With funding from the Defense Advanced Research Projects Agency (DARPA)’s Hand Proprioception and Touch Interfaces (HAPTIX) program, Robert Gaunt, Ph.D.,
assistant professor, Department of Physical Medicine and Rehabilitation
(PM&R), Pitt School of Medicine and a multidisciplinary research
team from Pitt, West Virginia University and Ripple LLC will begin
developing the technology with the aim of being able to test it in
patients’ homes within four years.
“Advanced prosthetic limbs that behave like the hand and arm they
are replacing have been an unrealized promise for many years largely
because until recently, the technologies to really accomplish this goal
simply haven’t been available,” Dr. Gaunt said. “To make the most of
these new capabilities, we have to integrate the prosthetic into the
remaining neural circuitry so the patient can use it like a regular hand
that, for example, can pick up a pen, gently hold an egg or turn a
stuck doorknob.”
In the 18-month, first phase of the project, the team will recruit
five volunteers to try to demonstrate that stimulation of the sensory
portion of the spinal cord nerves, which would normally innervate the
hand and forearm, can cause the amputee to feel distinct sensations of
touch and joint movement in the “phantom” hand and wrist.

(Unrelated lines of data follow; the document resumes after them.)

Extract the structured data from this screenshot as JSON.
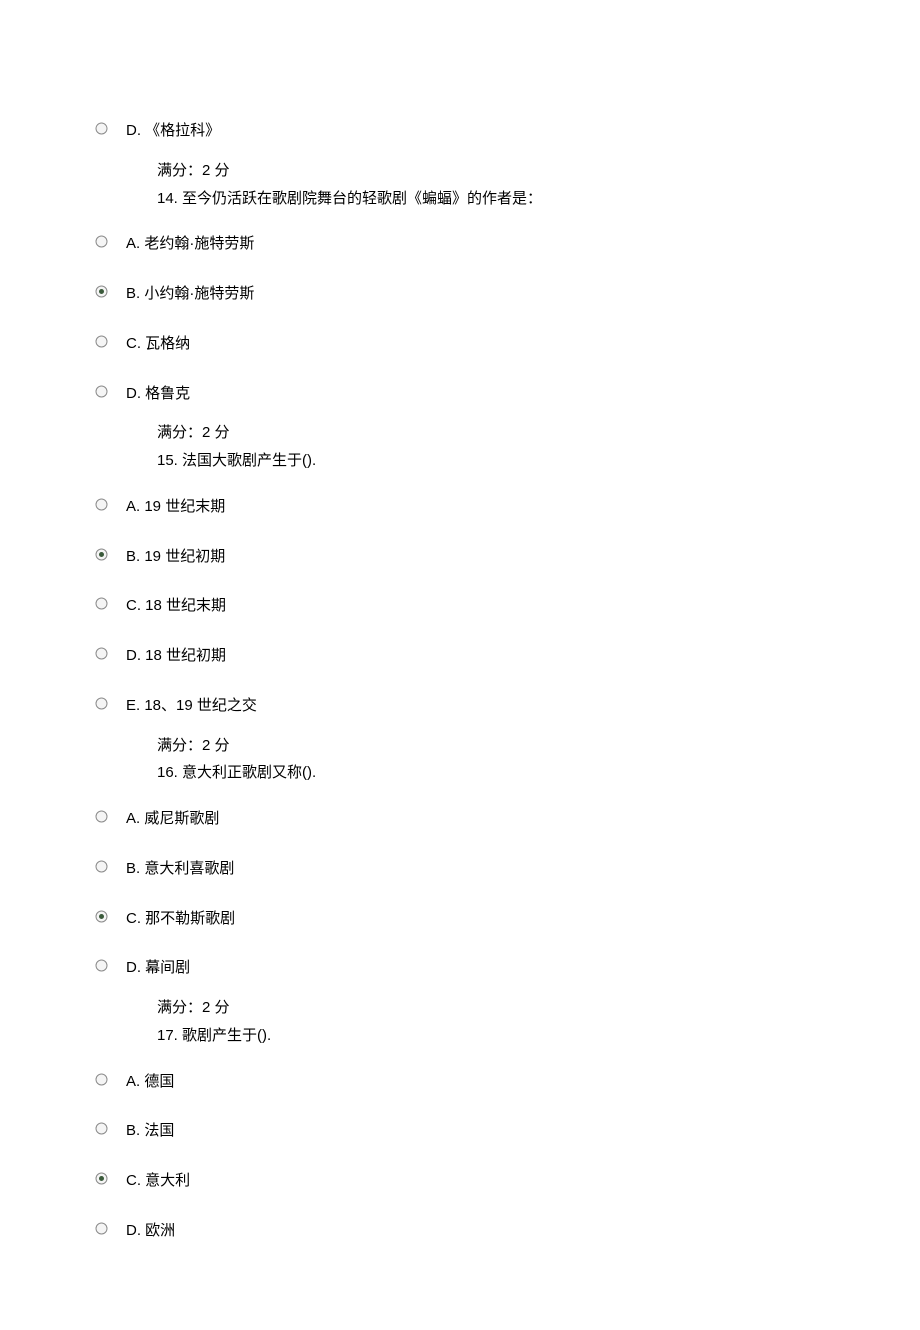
{
  "q13_remainder": {
    "optionD": "D. 《格拉科》",
    "score": "满分：2 分"
  },
  "q14": {
    "prompt": "14. 至今仍活跃在歌剧院舞台的轻歌剧《蝙蝠》的作者是：",
    "A": "A. 老约翰·施特劳斯",
    "B": "B. 小约翰·施特劳斯",
    "C": "C. 瓦格纳",
    "D": "D. 格鲁克",
    "score": "满分：2 分",
    "selected": "B"
  },
  "q15": {
    "prompt": "15. 法国大歌剧产生于().",
    "A": "A. 19 世纪末期",
    "B": "B. 19 世纪初期",
    "C": "C. 18 世纪末期",
    "D": "D. 18 世纪初期",
    "E": "E. 18、19 世纪之交",
    "score": "满分：2 分",
    "selected": "B"
  },
  "q16": {
    "prompt": "16. 意大利正歌剧又称().",
    "A": "A. 威尼斯歌剧",
    "B": "B. 意大利喜歌剧",
    "C": "C. 那不勒斯歌剧",
    "D": "D. 幕间剧",
    "score": "满分：2 分",
    "selected": "C"
  },
  "q17": {
    "prompt": "17. 歌剧产生于().",
    "A": "A. 德国",
    "B": "B. 法国",
    "C": "C. 意大利",
    "D": "D. 欧洲",
    "selected": "C"
  }
}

They also plan to insert fine-wire electrodes into the forearm
muscles of able-bodied volunteers to collect and interpret muscle
signals to guide movement of a virtual prosthetic hand to control hand
opening and closing, as well as thumb movement. Eventually, the team
aims to devise a fully implantable system for home use.

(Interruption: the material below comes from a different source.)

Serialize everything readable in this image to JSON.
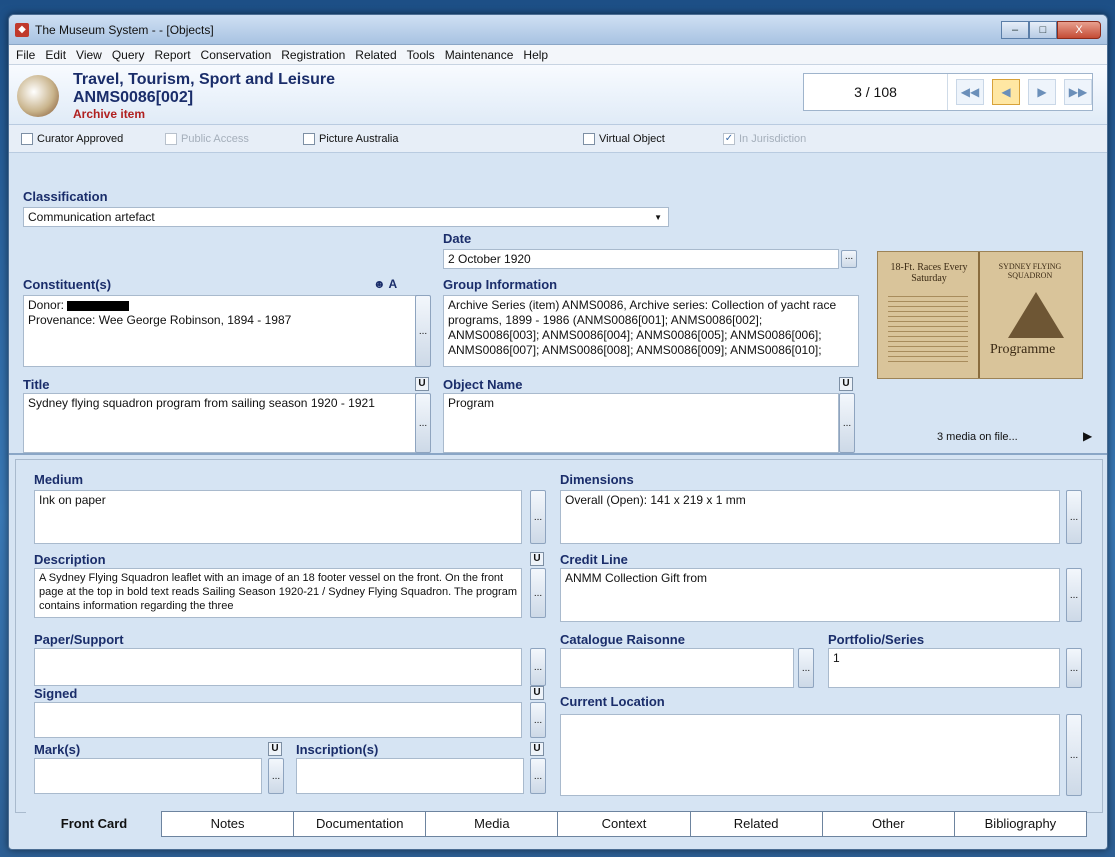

Michael Boninger, M.D., PM&R professor and chair, who will co-direct the project with Dr. Gaunt, called it a very exciting study.
“In my treatment of rehabilitation patients, the goal is always
clear,” Dr. Boninger said. “They want the medical team to make them like
they were. The technology developed through HAPTIX will enable that
dream.”
The project will be conducted by a multidisciplinary team of
engineers, scientists and clinicians from PM&R, plastic surgery, and
neurological surgery in the School of Medicine, and occupational
therapy, and rehabilitation science & technology in the School of Health and Rehabilitation Sciences at the University of Pittsburgh. Key aspects of the system will be designed by researchers at West Virginia University, and Ripple LLC, in Salt Lake City, Utah, will develop all the implantable system components.

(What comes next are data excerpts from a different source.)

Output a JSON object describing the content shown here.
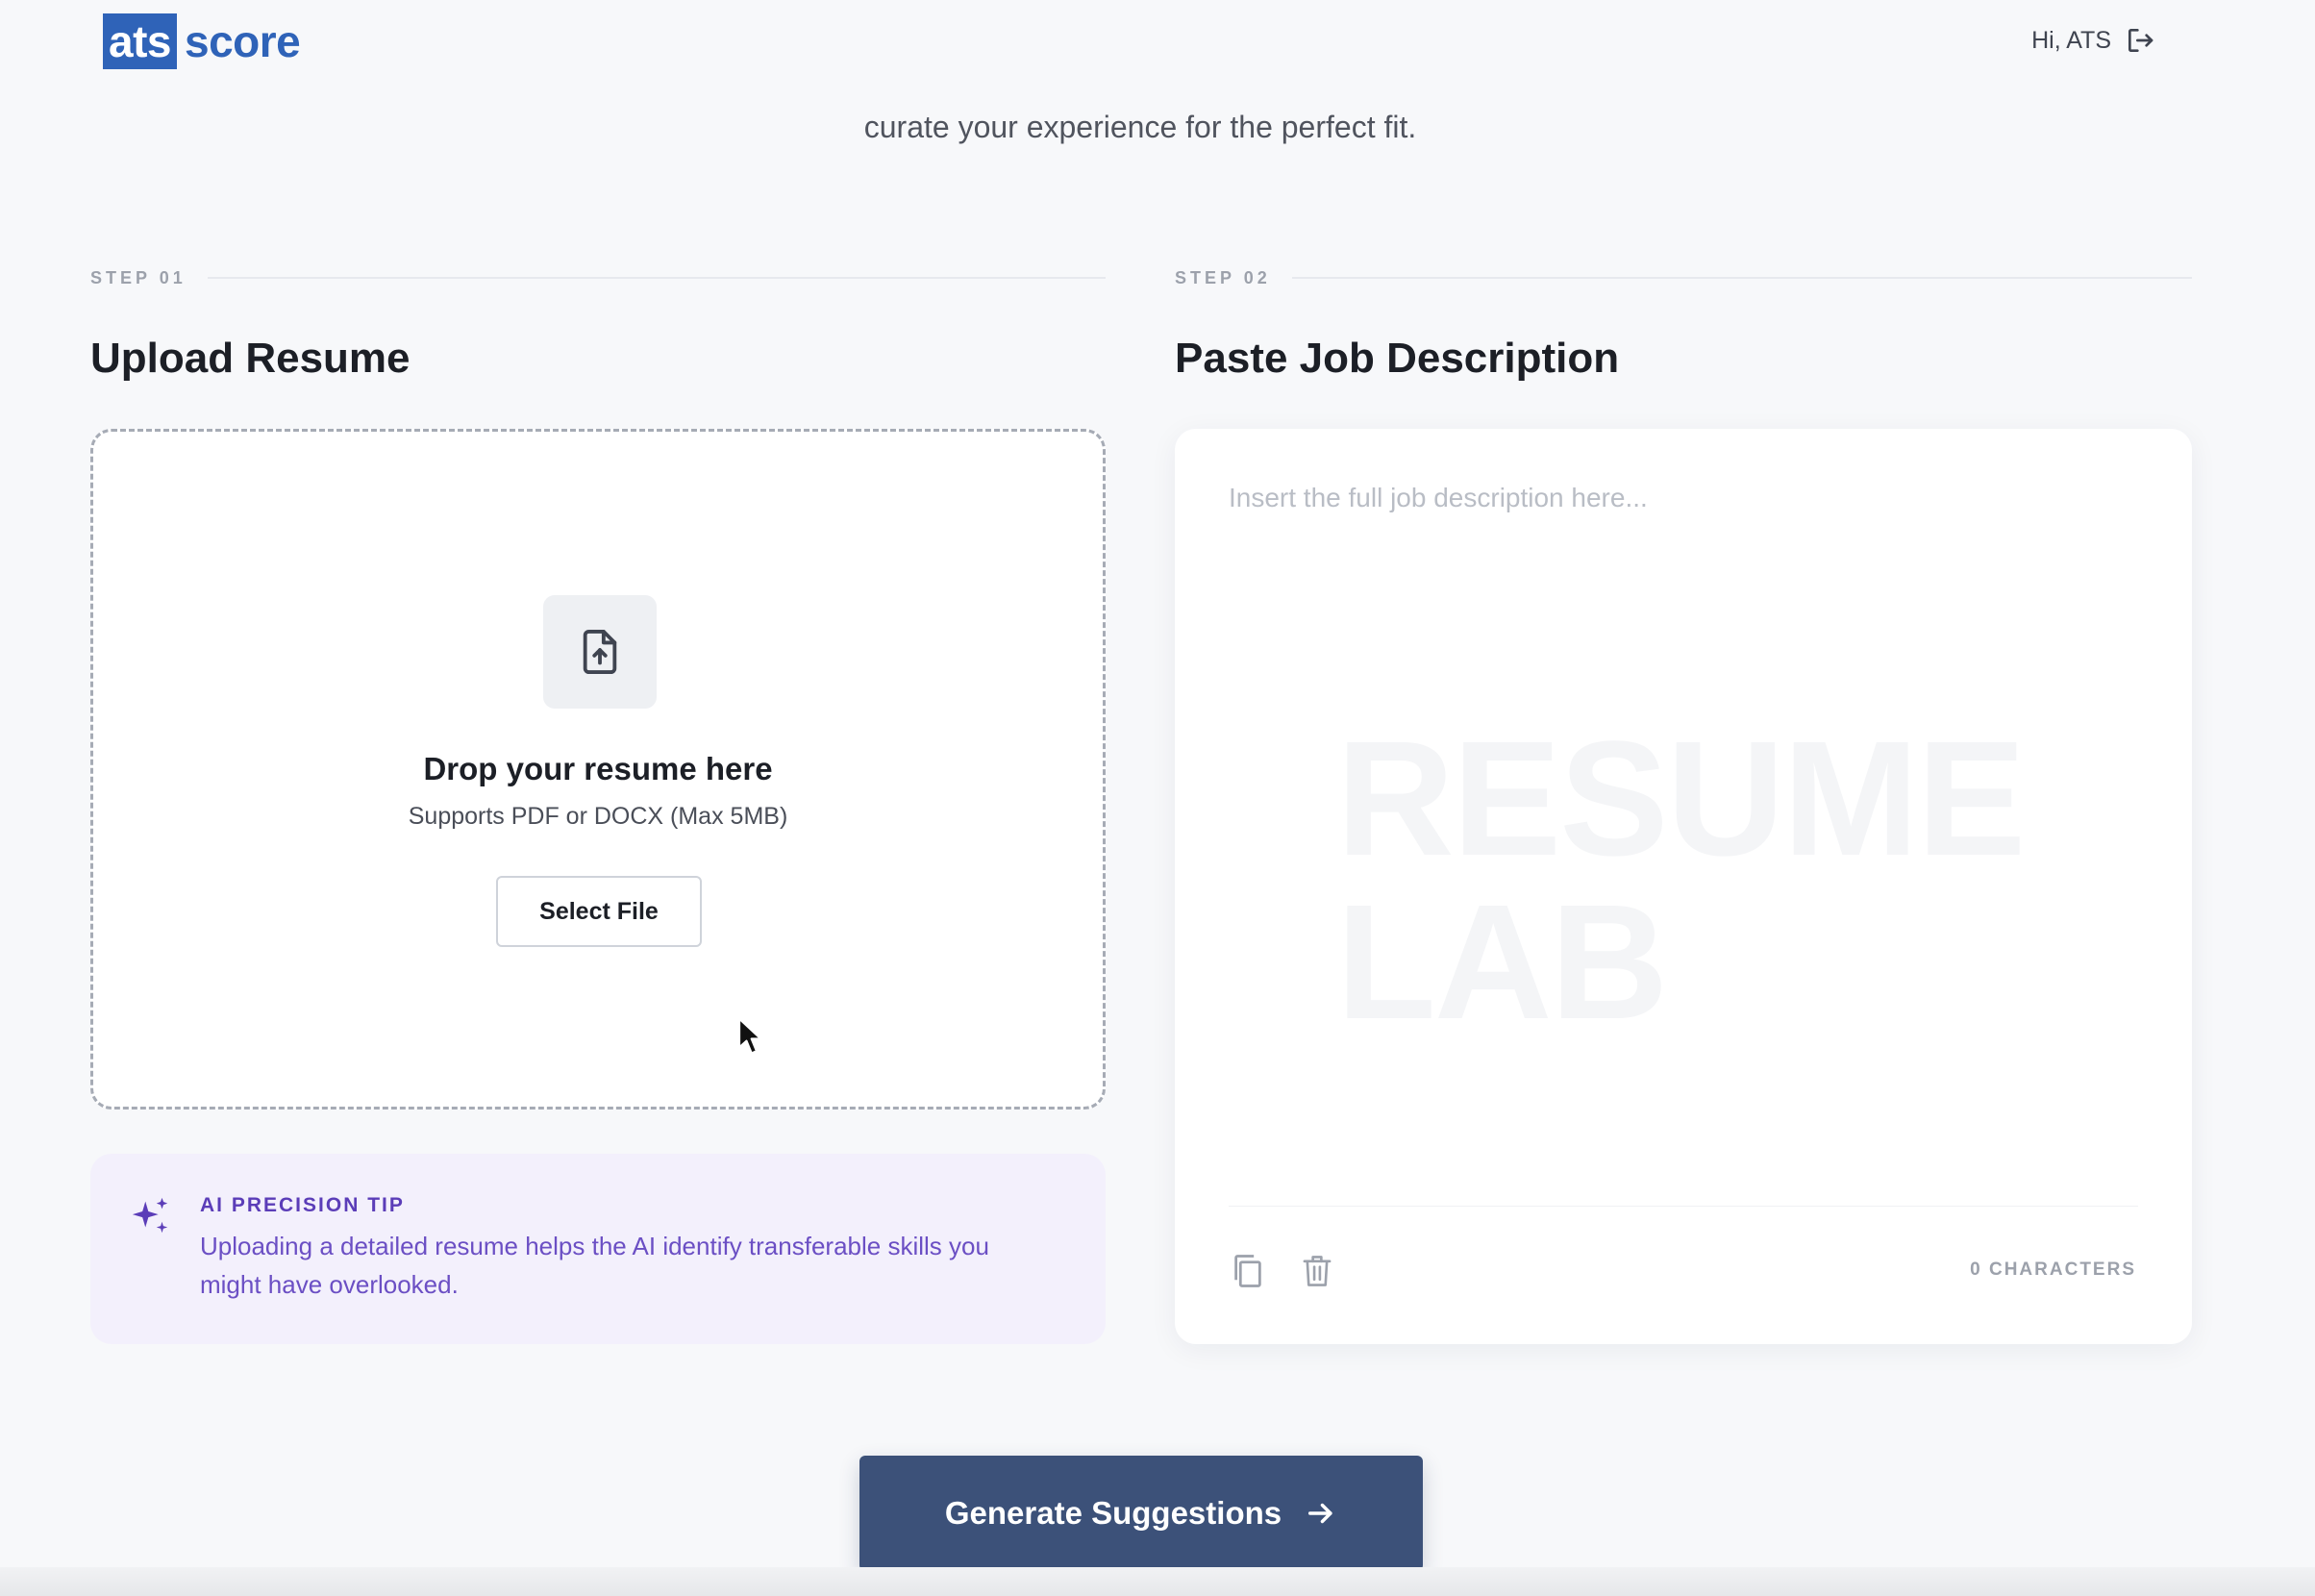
{
  "header": {
    "logo_ats": "ats",
    "logo_score": "score",
    "greeting": "Hi, ATS",
    "logout_icon": "logout-icon"
  },
  "subtitle": "curate your experience for the perfect fit.",
  "step1": {
    "label": "STEP 01",
    "title": "Upload Resume",
    "dropzone": {
      "icon": "file-upload-icon",
      "title": "Drop your resume here",
      "subtitle": "Supports PDF or DOCX (Max 5MB)",
      "button_label": "Select File"
    },
    "tip": {
      "icon": "sparkles-icon",
      "title": "AI PRECISION TIP",
      "text": "Uploading a detailed resume helps the AI identify transferable skills you might have overlooked."
    }
  },
  "step2": {
    "label": "STEP 02",
    "title": "Paste Job Description",
    "textarea_placeholder": "Insert the full job description here...",
    "textarea_value": "",
    "watermark": "RESUME\nLAB",
    "copy_icon": "copy-icon",
    "clear_icon": "trash-icon",
    "char_count": "0 CHARACTERS"
  },
  "generate_button": {
    "label": "Generate Suggestions",
    "icon": "arrow-right-icon"
  },
  "colors": {
    "brand": "#2f63b8",
    "primary_button": "#3c5179",
    "tip_accent": "#5b3db8",
    "background": "#f7f8fa"
  }
}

Funding for the research was made possible by an award from the BRAIN Initiative,
a White House program launched to revolutionize understanding of the
brain and accelerate the development of new technologies. The National Institutes of Health, the National Science Foundation, the Food and Drug Administration, and DARPA committed more than $110 million to the Initiative for fiscal year 2014.